Un texte écrit pour le concert-lecture de l’ensemble vocal de Molezon, AVEC, dirigé par Maurice Bourbon. Concert qui sera donné en l’église de Barre-des-Cévennes le 3 août 2011.
Do ré mi fa sol la si do
Do la fa ré si sol mi do
Ut ?
Ré fa la do mi sol si do
Chut…
Le long d’un talus de schiste rocheux où s’agrippent les racines de vieux châtaigniers malades de l’encre, il se promène.
On lui a parlé d’un arbre de notes.
Des mousses affleurent, taches vertes de pomme crue parmi les feuilles amoncelées.
Il marche. Staccato. Son bâton de marcheur lui tient lieu de béquille.
De la terre s’élève une prière transparente comme du verre. Il s’immobilise, plus solitaire qu’au temps superflu de l’enfance. Il écoute.
Do ré mi fa sol la si do
Do la fa ré si sol mi do
Ut ?
Ré fa la do mi sol si do
Chut…
Le cristal ne contenait plus que de l’opium, le ciel plombé de novembre s’affranchissait des chaînes comme une chanson écrite au couteau.
Je soulèverai le monde pour retrouver le temps de l’enfance, pensa le promeneur, et découvrir l’arbre de notes. Les adultes ont peur de leur image et gardent seulement le souvenir échevelé des bougies soufflées en famille. Les châteaux alors tournaient comme des toupies, vibrant dans l’éclat de la lumière, qui s’en souvient ?
Je crois que les pigeons le savent.
Lacrimoso. L’automne a vécu.
Il marche.
Do ré mi fa sol la si do
Do la fa ré si sol mi do
Ut ?
Ré fa la do mi sol si do
Chut…
Il marche. Adagio. Et dans l’extrême solitude, il apprécie la vanité de l’existence.
Dans cet abîme de révélations, de désillusions, de déceptions, de renoncements,
de questionnements, son regard se déplace. Il voit alors distinctement les facettes de soi qui sont autant de mondes. Impossible d’échapper à ce regard lucide.
La vérité se tiendrait-elle là, dans la multiplicité qu’il perçoit de lui-même ?
Si intimement imbriquée durant le quotidien qu’elle s’en efface. Et c’est par effraction qu’elle s’impose à lui, jouant de sa vulnérabilité, de sa conscience extravertie le temps d’un détour de la vie.

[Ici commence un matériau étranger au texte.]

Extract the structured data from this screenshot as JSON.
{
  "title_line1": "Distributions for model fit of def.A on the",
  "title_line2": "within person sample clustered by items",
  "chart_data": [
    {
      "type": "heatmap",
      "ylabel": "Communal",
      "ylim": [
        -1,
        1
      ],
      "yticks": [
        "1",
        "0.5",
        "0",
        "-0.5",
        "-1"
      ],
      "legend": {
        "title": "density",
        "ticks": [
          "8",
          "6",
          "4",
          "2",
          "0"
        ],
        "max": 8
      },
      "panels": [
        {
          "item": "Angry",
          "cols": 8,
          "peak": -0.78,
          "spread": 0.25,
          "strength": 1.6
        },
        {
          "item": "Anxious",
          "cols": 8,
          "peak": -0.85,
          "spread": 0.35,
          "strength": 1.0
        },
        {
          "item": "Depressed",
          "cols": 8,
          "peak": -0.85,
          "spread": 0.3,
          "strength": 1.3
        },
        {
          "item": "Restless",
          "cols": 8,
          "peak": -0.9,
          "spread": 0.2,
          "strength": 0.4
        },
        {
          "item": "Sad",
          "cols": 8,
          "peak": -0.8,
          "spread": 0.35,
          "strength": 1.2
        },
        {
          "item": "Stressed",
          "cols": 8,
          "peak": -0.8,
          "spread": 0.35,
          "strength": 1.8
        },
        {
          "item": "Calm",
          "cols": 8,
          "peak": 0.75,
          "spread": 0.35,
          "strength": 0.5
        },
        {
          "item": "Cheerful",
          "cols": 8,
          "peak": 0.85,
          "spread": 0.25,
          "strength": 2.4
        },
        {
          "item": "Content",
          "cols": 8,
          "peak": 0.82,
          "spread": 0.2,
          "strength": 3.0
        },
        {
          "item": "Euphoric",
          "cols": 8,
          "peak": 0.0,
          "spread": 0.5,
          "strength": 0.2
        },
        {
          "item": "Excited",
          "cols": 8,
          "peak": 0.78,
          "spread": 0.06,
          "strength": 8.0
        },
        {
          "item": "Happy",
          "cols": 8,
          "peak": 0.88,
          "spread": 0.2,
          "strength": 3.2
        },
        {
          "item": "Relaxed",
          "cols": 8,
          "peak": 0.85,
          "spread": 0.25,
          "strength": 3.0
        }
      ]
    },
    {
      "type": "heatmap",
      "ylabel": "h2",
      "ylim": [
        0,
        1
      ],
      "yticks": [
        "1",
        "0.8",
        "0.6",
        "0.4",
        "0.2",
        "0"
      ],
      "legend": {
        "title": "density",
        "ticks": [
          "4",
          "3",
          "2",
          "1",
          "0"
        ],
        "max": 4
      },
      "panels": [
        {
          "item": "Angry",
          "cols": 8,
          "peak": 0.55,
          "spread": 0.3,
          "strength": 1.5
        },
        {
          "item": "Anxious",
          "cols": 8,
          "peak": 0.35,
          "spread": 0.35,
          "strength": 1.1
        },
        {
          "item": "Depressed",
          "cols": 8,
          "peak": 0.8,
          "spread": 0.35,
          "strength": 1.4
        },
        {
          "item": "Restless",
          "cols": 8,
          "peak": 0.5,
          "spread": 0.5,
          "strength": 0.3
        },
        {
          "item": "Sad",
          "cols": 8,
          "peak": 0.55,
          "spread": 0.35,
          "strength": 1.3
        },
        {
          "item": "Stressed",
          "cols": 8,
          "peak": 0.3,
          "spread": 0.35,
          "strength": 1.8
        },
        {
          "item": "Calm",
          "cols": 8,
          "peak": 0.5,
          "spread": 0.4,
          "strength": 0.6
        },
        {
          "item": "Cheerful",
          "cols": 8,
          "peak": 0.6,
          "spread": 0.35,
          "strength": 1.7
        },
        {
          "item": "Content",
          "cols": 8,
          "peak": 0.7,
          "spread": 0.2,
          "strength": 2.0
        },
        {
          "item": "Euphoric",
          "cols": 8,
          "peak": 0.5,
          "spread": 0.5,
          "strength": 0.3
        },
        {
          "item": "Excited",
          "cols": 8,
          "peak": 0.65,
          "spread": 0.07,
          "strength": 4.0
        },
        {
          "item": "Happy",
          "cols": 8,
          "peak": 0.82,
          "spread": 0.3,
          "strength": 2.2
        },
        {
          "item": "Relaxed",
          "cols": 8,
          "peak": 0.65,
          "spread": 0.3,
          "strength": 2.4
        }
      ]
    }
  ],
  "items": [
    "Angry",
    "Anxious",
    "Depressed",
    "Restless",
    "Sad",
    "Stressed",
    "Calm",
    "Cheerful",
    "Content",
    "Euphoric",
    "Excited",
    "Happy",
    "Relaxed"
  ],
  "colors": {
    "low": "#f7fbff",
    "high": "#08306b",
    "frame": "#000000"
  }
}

L’hiver chante dru à travers les fûts gris. Mezza voce. Le promeneur se promène et toujours pas d’arbre de notes.
Do ré mi fa sol la si do
Do la fa ré si sol mi do
Ut ?
Ré fa la do mi sol si do
Chut…
Il a rêvé qu’il le trouvait. Il précipite le pas, court presque et l’atteint, le souffle comme une braise ardente. A due cori.
Piégé devant un arbre à l’écorce gravée d’un cœur et de deux noms dont aucun n’est le sien, il pleure.
Il croit qu’aucun regard ne portera plus l’espérance, qu’aucune parole ne servira plus de sésame ni aucun mot ni aucun cri. Il pleure les ormes morts et les amours enfuis. Pourtant il sait l’arbre de notes.
Alors il marche. Regardez-le marcher. Lentissimo…
Do ré mi fa sol la si do
Do la fa ré si sol mi do
Ut ?
Ré fa la do mi sol si do
Chut…
Il préfère le sillon du labour aux grands champs, le creux des vallées à la mosaïque étendue des terres. Peut-être les a-t-il déjà toutes sillonnées ? Même si d’arbre en arbre, aucun arbre de notes…
Alors il s’en retourne. Dolcissimo. Bien mieux qu’une béquille, son bâton de marcheur verdit à chaque pas. Dans les sous-bois les mousses brillent, à l’assaut de la fraîcheur
les fougères jettent leurs crosses. Il voit la terre enflée, elle a tenu toutes ses promesses.
Il s’arrête et regarde. Spianato. Regardez-le marcher sans plus aucune crainte. En lui chante l’arbre de notes.
Dans l’ombre d’un ermitage, un cheval s’éloigne au galop jusque derrière la ligne claire des trembles, le vent jette dans sa crinière un ultime frisson.